Think about it as the difference between the invisible hand and the visible hand.

Liberal mainstream economists, of course, hotly contest the free-market doctrine of their conservative counterparts. But notice also that they hold in common both the goals and the limits of economic policy with conservatives. Liberals and conservatives share the idea that the goals of an economy are to ensure efficiency, growth, and full employment. And they share the idea that economic policy should be limited to tinkering with capitalism—in the direction of more regulation or, for conservatives, more free markets—in order to achieve those goals.

That’s it, the limits of the mainstream debate.

Mainstream economists use different theories and promote different policies within those narrow limits. What they exclude are theories and policies that fall outside those limits—and thus, in their view, don’t deserve a hearing.

Their expertise ends when it comes to theories that focus on such things as the inherent instability of capitalism or the role of class in determining the value of goods and services and the distribution of income. And they exclude policies that either change the fundamental rules of capitalism or look beyond capitalism, to alternative ways of organizing economic and social life.
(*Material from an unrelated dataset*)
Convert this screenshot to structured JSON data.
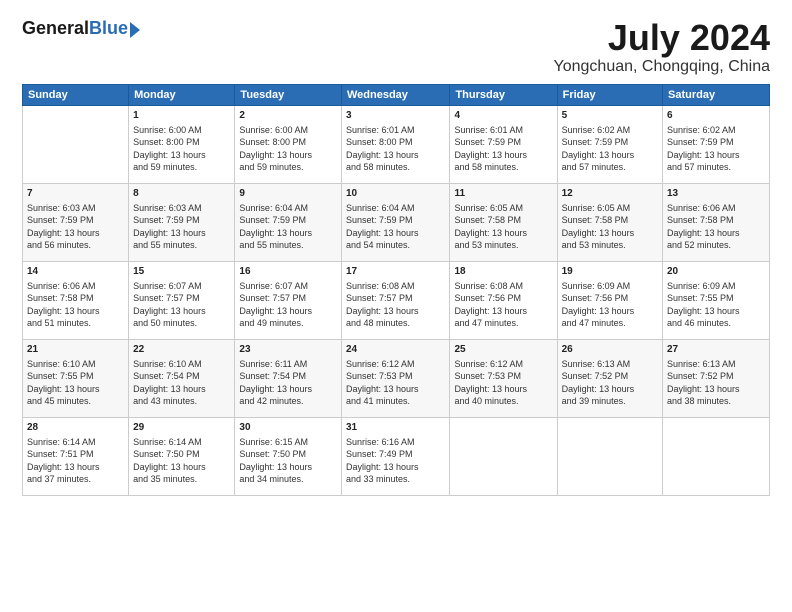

What that means, concretely, is mainstream economists tend to minimize the damage—to different groups of people and to society as a whole—of existing economic arrangements. Just as Paul Krugman minimizes the loss of jobs from deindustrialization (“we’re talking about 1.5 percent of the work force”), Smith understates the disruptive effects of globalization (in referring to “some economic setbacks” for the middle-class of rich nations while presuming everyone else has gained).

So, yes, mainstream economists (like the elites whose position they never contest) often find themselves disagreeing among themselves about theories and policies. But it’s precisely because the limits of their disagreements are so narrow, there’s always a surplus of meaning that falls outside of and escapes their purview. That’s when alternative theories and policies flourish—and all mainstream economists can do is invoke their self-professed expertise to attempt to quash the alternatives and relegate them to (or beyond) the margins.

Sometimes, of course, it works and non-elite opinion falls in line. But other times—after the crash of 2007-08, in the lead-up to the Brexit vote, and so on—it doesn’t and the narrow limits of expert opinion are challenged, parodied, or ignored. And other possibilities, always just below the surface, acquire new resonance.

Elites, who simply can’t or don’t want to understand, suggest the masses just eat cake (or, today, crack)—and, like Smith, hide behind the idea that “there are no easy answers to the challenges of the modern global economy.”